All’agosto del 1921, invece, risale la celebrazione del VII centenario del Terz’ordine Francescano e la costruzione della facciata della chiesa.

Nel 1932 proseguirono i lavori del Santuario quando l’impresa Ceci e Nigro si impegnò a terminare l’edificazione della chiesa, a patto che il Comune non ostacolasse la raccolta delle offerte del popolo e che i muratori regalassero un’ora la settimana del proprio lavoro per portare a termine il progetto.
Fu lunga la strada e furono tanti i sacrifici fatti, ma finalmente, nell’autunno del 1935, la chiesa venne terminata, il 5 gennaio del 1936 venne consacrata al culto da Sua Eccellenza l’arcivescovo di Trani, monsignor Giuseppe Maria Leo e il 18 dello stesso mese venne accesa, sull’estremità della cupola, una lampada votiva per i Caduti di tutte le guerre.

Con la seconda guerra mondiale, nel 1939, i frati Cappuccini realizzarono tante opere utili per la cittadinanza e i fedeli, come ad esempio un centro di attività religiose che fu molto frequentato e in cui si compivano azioni di volontariato, fondamentali per quegli anni segnati dal conflitto. Anche la chiesa, oltre agli altri edifici della nostra città, dovette subire un duro colpo, però, quando i tedeschi, in conclusione della guerra, nell’abbandonare la città, colpirono la cupola con un cannone.

L’elevazione a Santuario del Tempio risale al 15 agosto del 1946, con decreto emesso da mons. Francesco Petronelli.
Nel 1950 cominciarono i lavori di costruzione di un grande salone, in un’area che apparteneva alla chiesa e che ne era situata di fronte, dove dal 1953 vi sarà adibito una sala cinematografica e teatrale.
Nel 1960 furono ultimati i lavori di rivestimento della cupola e nel 1964 venne inaugurata la Scuola Materna Madonna Immacolata.

La chiesa fu così ben organizzata e coordinata dai frati francescani, i quali riuscirono ad attirare un grande numero di fedeli, che nel 1970 fu elevata a parrocchia con la conseguente nomina del primo parroco, padre Gabriele Giovanni Simone.
Nel 1972 i frati decisero di attuare un’opera di restauro all’interno della chiesa.

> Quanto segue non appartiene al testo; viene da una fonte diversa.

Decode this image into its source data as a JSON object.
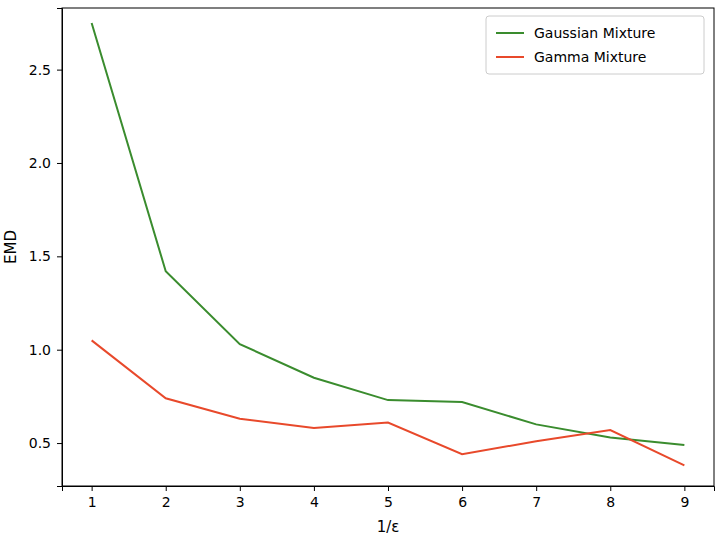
{
  "chart_data": {
    "type": "line",
    "x_label": "1/ε",
    "y_label": "EMD",
    "x": [
      1,
      2,
      3,
      4,
      5,
      6,
      7,
      8,
      9
    ],
    "series": [
      {
        "name": "Gaussian Mixture",
        "color": "#3a8c2e",
        "values": [
          2.75,
          1.42,
          1.03,
          0.85,
          0.73,
          0.72,
          0.6,
          0.53,
          0.49
        ]
      },
      {
        "name": "Gamma Mixture",
        "color": "#e8492b",
        "values": [
          1.05,
          0.74,
          0.63,
          0.58,
          0.61,
          0.44,
          0.51,
          0.57,
          0.38
        ]
      }
    ],
    "xlim": [
      0.6,
      9.4
    ],
    "xticks": [
      1,
      2,
      3,
      4,
      5,
      6,
      7,
      8,
      9
    ],
    "ylim": [
      0.27,
      2.83
    ],
    "yticks": [
      {
        "value": 0.5,
        "label": "0.5"
      },
      {
        "value": 1.0,
        "label": "1.0"
      },
      {
        "value": 1.5,
        "label": "1.5"
      },
      {
        "value": 2.0,
        "label": "2.0"
      },
      {
        "value": 2.5,
        "label": "2.5"
      }
    ],
    "grid": false,
    "legend": "upper right"
  }
}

Dopo due anni di intensi lavori ci fu una profonda trasformazione interna: tutto il pavimento fu ricoperto di mosaico, gli altari vicini ai muri furono rimossi e l’unico altare rimanente fu collocato di fronte ai fedeli, ossia coram populo.

Importantissimi ancora oggi, a distanza di molti anni, sono i graffiti eseguiti in quella importante fase di restauro. Appena si entra nella chiesa, infatti, si nota la bellezza e la sinfonia di luci e colori che questi sprigionano.

Nell’abside si può notare il prestigioso graffito dell’Immacolata che raffigura a destra un fiume di rettili coperti dall’ombra, rappresentanti il male, che si avventano sulla Santa Madre posta al centro. Maria, ricoperta dalla luce di Dio, è raffigurata in adorazione verso Dio, con le mani alzate al cielo a dimostrazione del suo amore.
Poi ci sono i graffiti disposti sui lati dell’abside. A destra scorgiamo l’Annunciazione in cui sono ravvisabili molti simboli mariani tra cui la città di Dio, il cedro del Libano e la radice di lesse, mentre a destra ci sono Adamo ed Eva e la figurazione della croce. Sotto il velo della Madonna, inoltre, troviamo S. Francesco e S. Massimiliano Kolbe che hanno come controfigura la sagoma di Padre Pio e di Padre Mariano, a cui segue, anche su questo lato, la vasta simbologia mariana: il pozzo d’acquaviva, la casa d’oro, la stella del mare, ecc.
Sulle pareti laterali possiamo ammirare altri graffiti policromi tutti risalenti agli anni settanta. L’osservatore curioso noterà che a sinistra c’è S. Francesco d’Assisi che contempla Dio con le braccia protese verso di lui mentre nella parete di destra troviamo S. Antonio da Padova che sorregge il vangelo. Questi preziosi graffiti sono opera di Padre Ugolino da Bellomo al quale furono affidati gli importanti lavori di restauro del 1972. Opera del maestro furono anche i lavori realizzati all’interno del presbiterio, ossia l’ampio ciborio in bronzo, l’altare realizzato in cemento, il battistero a forma di barca.

Il 4 ottobre in questa chiesa e in tutto il rione in cui sorge, viene festeggiato San Francesco d’Assisi.